Former Tropical Storm Ramon weakened over the Eastern North Pacific Ocean southwest of Baja California on Sunday. At 10:00 a.m. EST on Sunday the center of former Tropical Storm Ramon was located at latitude 14.4°N and longitude 123.9°W which put it about 1085 miles (1750 km) west-southwest of the southern tip of Baja California. Ramon was moving toward the west at 7 m.p.h. (11 km/h). The maximum sustained wind speed was 35 m.p.h. (55 km/h) and there were wind gusts to 45 m.p.h. (75 km/h). The minimum surface pressure was 1006 mb.
A large upper level trough over the Eastern North Pacific Ocean produced strong southwesterly winds that blew the top off of former Tropical Storm Ramon. The remaining circulation of former Tropical Storm Ramon in the lower levels consisted primarily of bands of showers and lower clouds. Strong upper level winds blew the tops off of any clouds that rose higher in the atmosphere.
Former Tropical Storm Ramon will move through an environment that will be unfavorable for intensification during the next 36 hours. Ramon will move over water where the Sea Surface Temperatures are near 27°C. However, the large upper level trough over the Eastern North Pacific will continue to produce strong southwesterly winds. Those winds will cause strong vertical wind shear. The strong wind shear will cause formed Tropical Storm Ramon to weaken during the next 36 hours.

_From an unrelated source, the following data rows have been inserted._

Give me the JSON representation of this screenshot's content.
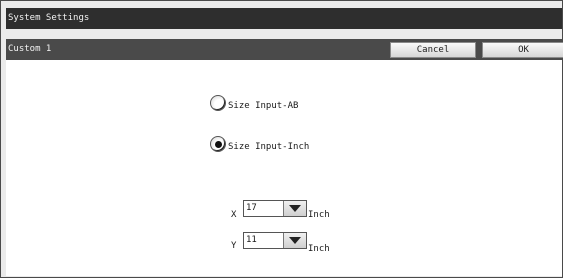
{
  "window": {
    "title": "System Settings"
  },
  "header": {
    "title": "Custom 1",
    "cancel_label": "Cancel",
    "ok_label": "OK"
  },
  "radio_options": [
    {
      "label": "Size Input-AB",
      "checked": false
    },
    {
      "label": "Size Input-Inch",
      "checked": true
    }
  ],
  "dimensions": {
    "x": {
      "label": "X",
      "value": "17",
      "unit": "Inch"
    },
    "y": {
      "label": "Y",
      "value": "11",
      "unit": "Inch"
    }
  }
}
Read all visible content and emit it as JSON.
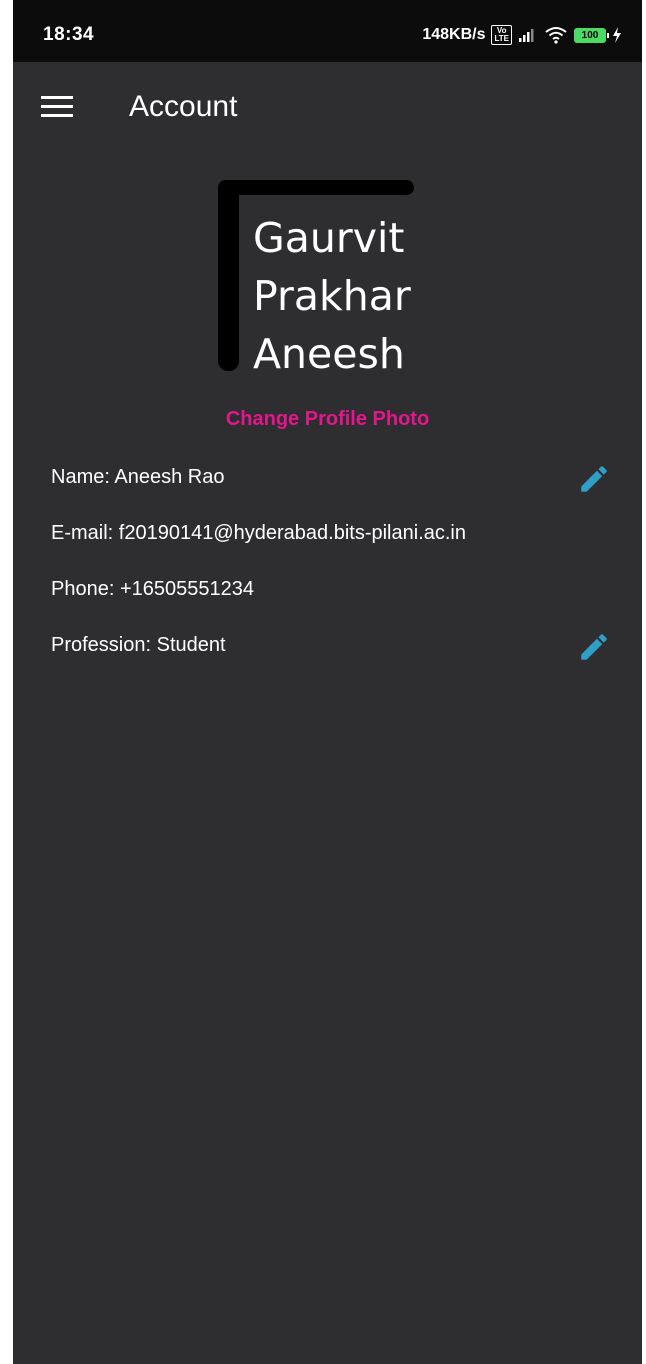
{
  "status_bar": {
    "time": "18:34",
    "net_speed": "148KB/s",
    "volte": "Vo LTE",
    "battery": "100"
  },
  "app_bar": {
    "title": "Account"
  },
  "profile": {
    "logo_lines": [
      "Gaurvit",
      "Prakhar",
      "Aneesh"
    ],
    "change_photo_label": "Change Profile Photo"
  },
  "fields": {
    "name": "Name: Aneesh Rao",
    "email": "E-mail: f20190141@hyderabad.bits-pilani.ac.in",
    "phone": "Phone: +16505551234",
    "profession": "Profession: Student"
  },
  "colors": {
    "background": "#2e2e30",
    "accent": "#e3168b",
    "edit_icon": "#2f9fc8"
  }
}
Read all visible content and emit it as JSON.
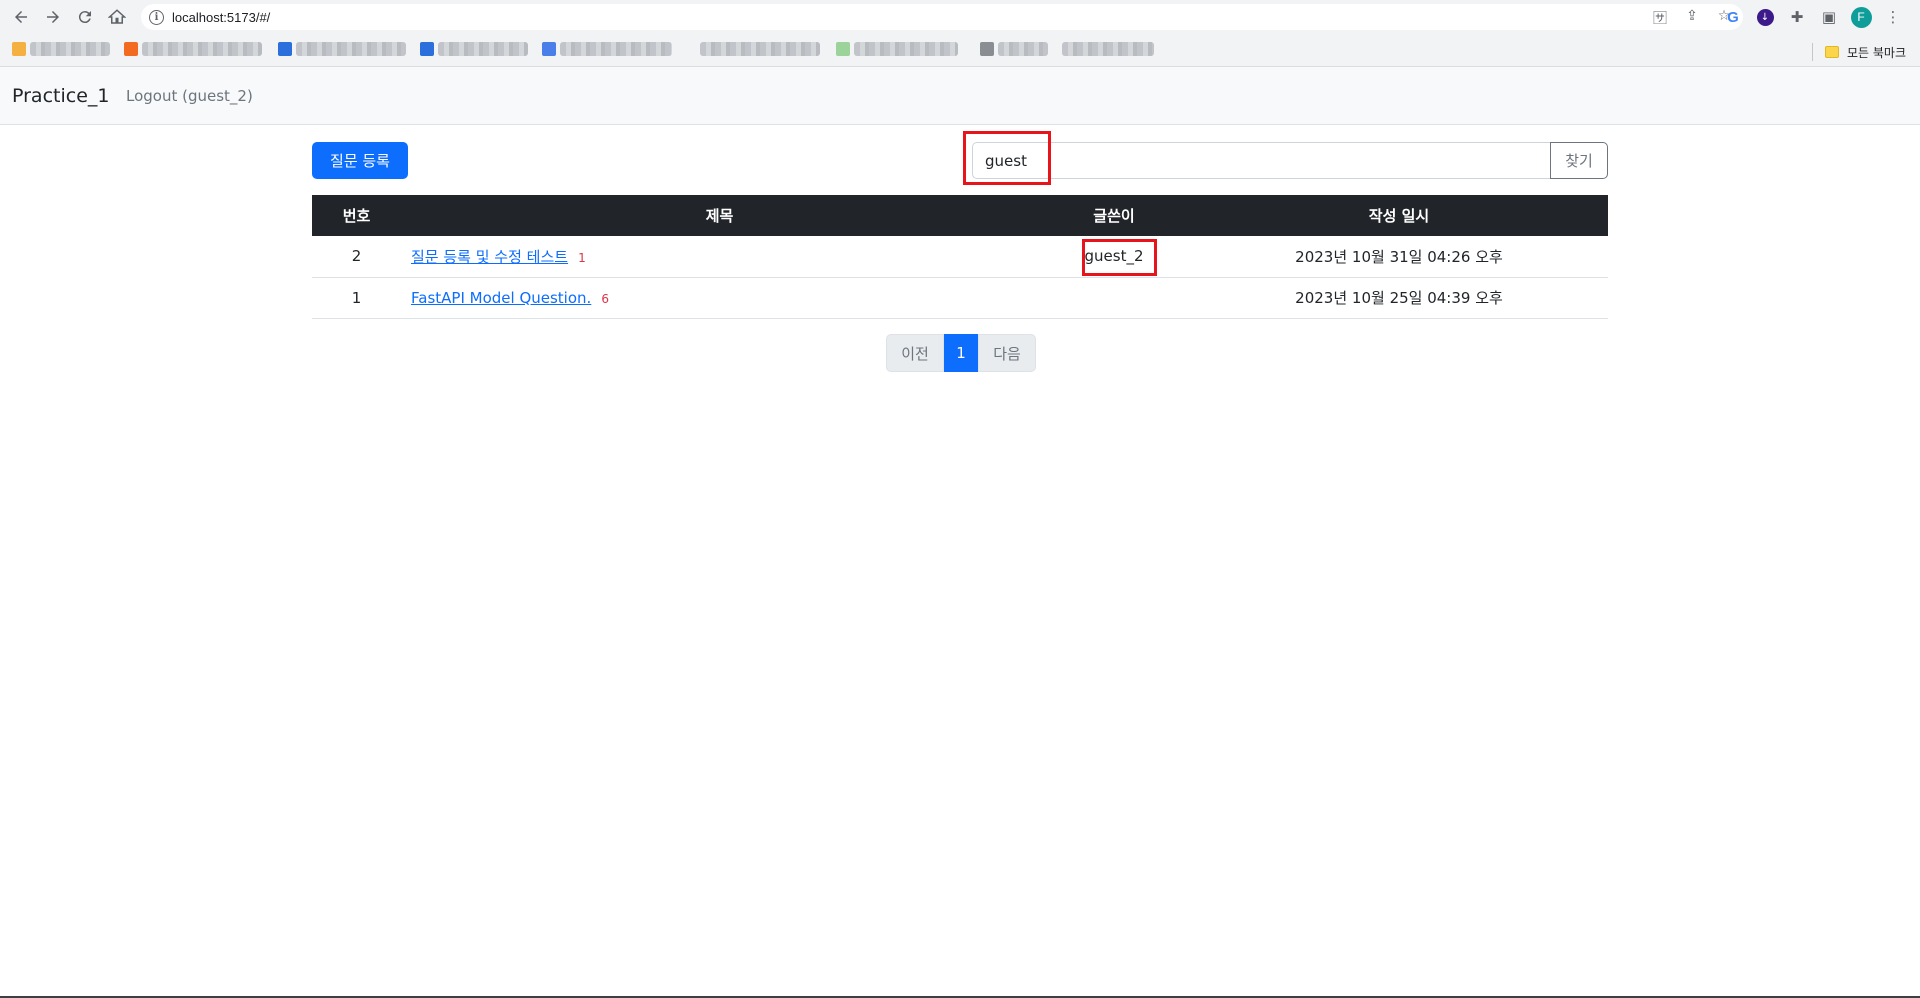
{
  "browser": {
    "url": "localhost:5173/#/",
    "all_bookmarks_label": "모든 북마크",
    "profile_initial": "F"
  },
  "navbar": {
    "brand": "Practice_1",
    "logout_link": "Logout (guest_2)"
  },
  "toolbar": {
    "create_button": "질문 등록",
    "search_value": "guest",
    "search_button": "찾기"
  },
  "table": {
    "headers": [
      "번호",
      "제목",
      "글쓴이",
      "작성 일시"
    ],
    "rows": [
      {
        "number": "2",
        "subject": "질문 등록 및 수정 테스트",
        "answer_count": "1",
        "author": "guest_2",
        "date": "2023년 10월 31일 04:26 오후"
      },
      {
        "number": "1",
        "subject": "FastAPI Model Question.",
        "answer_count": "6",
        "author": "",
        "date": "2023년 10월 25일 04:39 오후"
      }
    ]
  },
  "pagination": {
    "prev": "이전",
    "current": "1",
    "next": "다음"
  },
  "colors": {
    "primary": "#0d6efd",
    "table_header": "#212529",
    "highlight": "#e8141b",
    "answer_count": "#dc3545"
  }
}
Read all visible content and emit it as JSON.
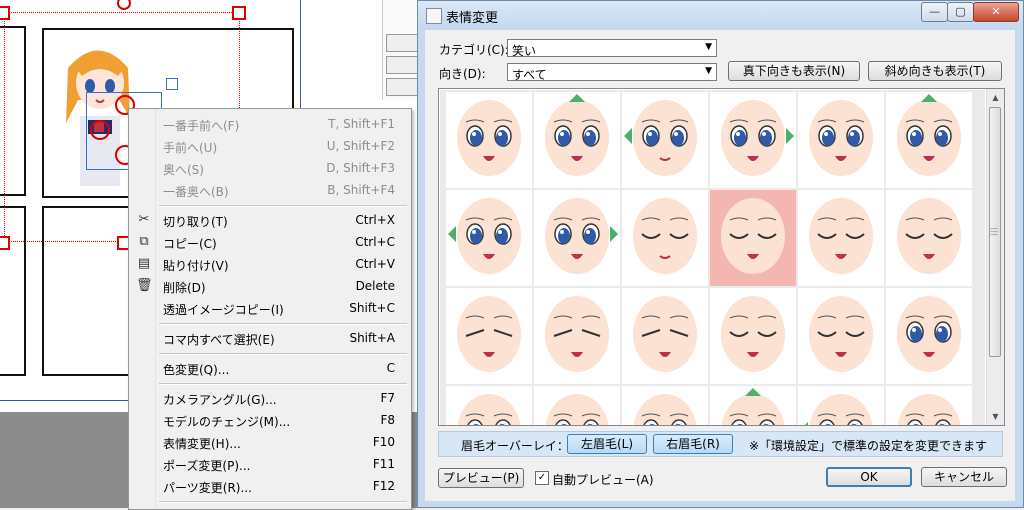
{
  "context_menu": {
    "items": [
      {
        "label": "一番手前へ(F)",
        "shortcut": "T, Shift+F1",
        "disabled": true
      },
      {
        "label": "手前へ(U)",
        "shortcut": "U, Shift+F2",
        "disabled": true
      },
      {
        "label": "奥へ(S)",
        "shortcut": "D, Shift+F3",
        "disabled": true
      },
      {
        "label": "一番奥へ(B)",
        "shortcut": "B, Shift+F4",
        "disabled": true
      },
      {
        "label": "切り取り(T)",
        "shortcut": "Ctrl+X",
        "icon": "scissors-icon"
      },
      {
        "label": "コピー(C)",
        "shortcut": "Ctrl+C",
        "icon": "copy-icon"
      },
      {
        "label": "貼り付け(V)",
        "shortcut": "Ctrl+V",
        "icon": "paste-icon"
      },
      {
        "label": "削除(D)",
        "shortcut": "Delete",
        "icon": "trash-icon"
      },
      {
        "label": "透過イメージコピー(I)",
        "shortcut": "Shift+C"
      },
      {
        "label": "コマ内すべて選択(E)",
        "shortcut": "Shift+A"
      },
      {
        "label": "色変更(Q)...",
        "shortcut": "C"
      },
      {
        "label": "カメラアングル(G)...",
        "shortcut": "F7"
      },
      {
        "label": "モデルのチェンジ(M)...",
        "shortcut": "F8"
      },
      {
        "label": "表情変更(H)...",
        "shortcut": "F10"
      },
      {
        "label": "ポーズ変更(P)...",
        "shortcut": "F11"
      },
      {
        "label": "パーツ変更(R)...",
        "shortcut": "F12"
      }
    ]
  },
  "dialog": {
    "title": "表情変更",
    "category_label": "カテゴリ(C):",
    "category_value": "笑い",
    "direction_label": "向き(D):",
    "direction_value": "すべて",
    "btn_straight_down": "真下向きも表示(N)",
    "btn_diagonal": "斜め向きも表示(T)",
    "brow_overlay_label": "眉毛オーバーレイ：",
    "btn_left_brow": "左眉毛(L)",
    "btn_right_brow": "右眉毛(R)",
    "brow_note": "※「環境設定」で標準の設定を変更できます",
    "btn_preview": "プレビュー(P)",
    "auto_preview_label": "自動プレビュー(A)",
    "auto_preview_checked": true,
    "btn_ok": "OK",
    "btn_cancel": "キャンセル",
    "window_controls": {
      "minimize": "—",
      "maximize": "▢",
      "close": "✕"
    }
  },
  "face_grid": {
    "rows": [
      [
        {
          "eyes": "open",
          "mouth": "open",
          "arrow": ""
        },
        {
          "eyes": "open",
          "mouth": "open",
          "arrow": "top"
        },
        {
          "eyes": "open",
          "mouth": "smile",
          "arrow": "left"
        },
        {
          "eyes": "open",
          "mouth": "open",
          "arrow": "right"
        },
        {
          "eyes": "open",
          "mouth": "open",
          "arrow": ""
        },
        {
          "eyes": "open",
          "mouth": "open",
          "arrow": "top"
        }
      ],
      [
        {
          "eyes": "open",
          "mouth": "open",
          "arrow": "left"
        },
        {
          "eyes": "open",
          "mouth": "open",
          "arrow": "right"
        },
        {
          "eyes": "closed",
          "mouth": "smile",
          "arrow": ""
        },
        {
          "eyes": "closed",
          "mouth": "open",
          "arrow": "",
          "selected": true
        },
        {
          "eyes": "closed",
          "mouth": "open",
          "arrow": ""
        },
        {
          "eyes": "closed",
          "mouth": "open",
          "arrow": ""
        }
      ],
      [
        {
          "eyes": "squint",
          "mouth": "open",
          "arrow": ""
        },
        {
          "eyes": "squint",
          "mouth": "open",
          "arrow": ""
        },
        {
          "eyes": "squint",
          "mouth": "open",
          "arrow": ""
        },
        {
          "eyes": "closed",
          "mouth": "open",
          "arrow": ""
        },
        {
          "eyes": "closed",
          "mouth": "open",
          "arrow": ""
        },
        {
          "eyes": "open",
          "mouth": "open",
          "arrow": ""
        }
      ],
      [
        {
          "eyes": "open",
          "mouth": "open",
          "arrow": ""
        },
        {
          "eyes": "open",
          "mouth": "open",
          "arrow": ""
        },
        {
          "eyes": "open",
          "mouth": "open",
          "arrow": ""
        },
        {
          "eyes": "open",
          "mouth": "open",
          "arrow": "top"
        },
        {
          "eyes": "open",
          "mouth": "open",
          "arrow": "left"
        },
        {
          "eyes": "open",
          "mouth": "open",
          "arrow": ""
        }
      ]
    ]
  },
  "colors": {
    "selected_cell": "#f4b6b1",
    "face_skin": "#fbe2d3",
    "iris": "#2f5aa8",
    "mouth": "#c0304a",
    "arrow": "#4caf6a"
  }
}
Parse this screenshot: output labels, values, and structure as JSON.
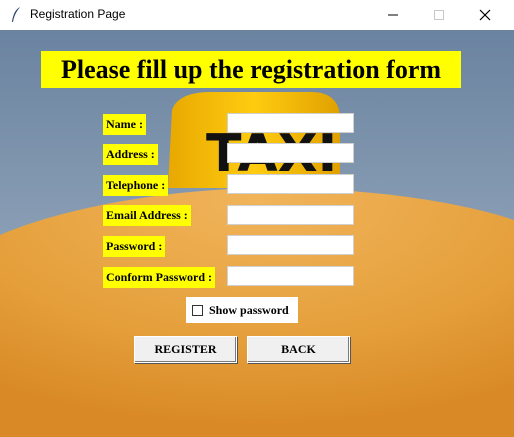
{
  "window": {
    "title": "Registration Page",
    "icon": "feather-icon",
    "controls": [
      "minimize-icon",
      "maximize-icon",
      "close-icon"
    ]
  },
  "heading": "Please fill up the registration form",
  "background": {
    "sign_text": "TAXI"
  },
  "form": {
    "fields": [
      {
        "label": "Name :",
        "value": ""
      },
      {
        "label": "Address :",
        "value": ""
      },
      {
        "label": "Telephone :",
        "value": ""
      },
      {
        "label": "Email Address :",
        "value": ""
      },
      {
        "label": "Password :",
        "value": ""
      },
      {
        "label": "Conform Password :",
        "value": ""
      }
    ],
    "show_password": {
      "label": "Show password",
      "checked": false
    }
  },
  "buttons": {
    "register": "REGISTER",
    "back": "BACK"
  },
  "colors": {
    "label_bg": "#ffff00",
    "sky": "#6f8aa6",
    "roof": "#e8a443",
    "sign": "#f5c000"
  }
}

Since the circulation of former Tropical Storm Ramon only exists in the lower levels of the atmosphere, it will be steered by the winds near the surface of the Earth. Former Tropical Storm Ramon will move south of a surface high pressure system over the Eastern North Pacific. The high pressure system will steer former Tropical Storm Ramon toward the west during the next 36 hours.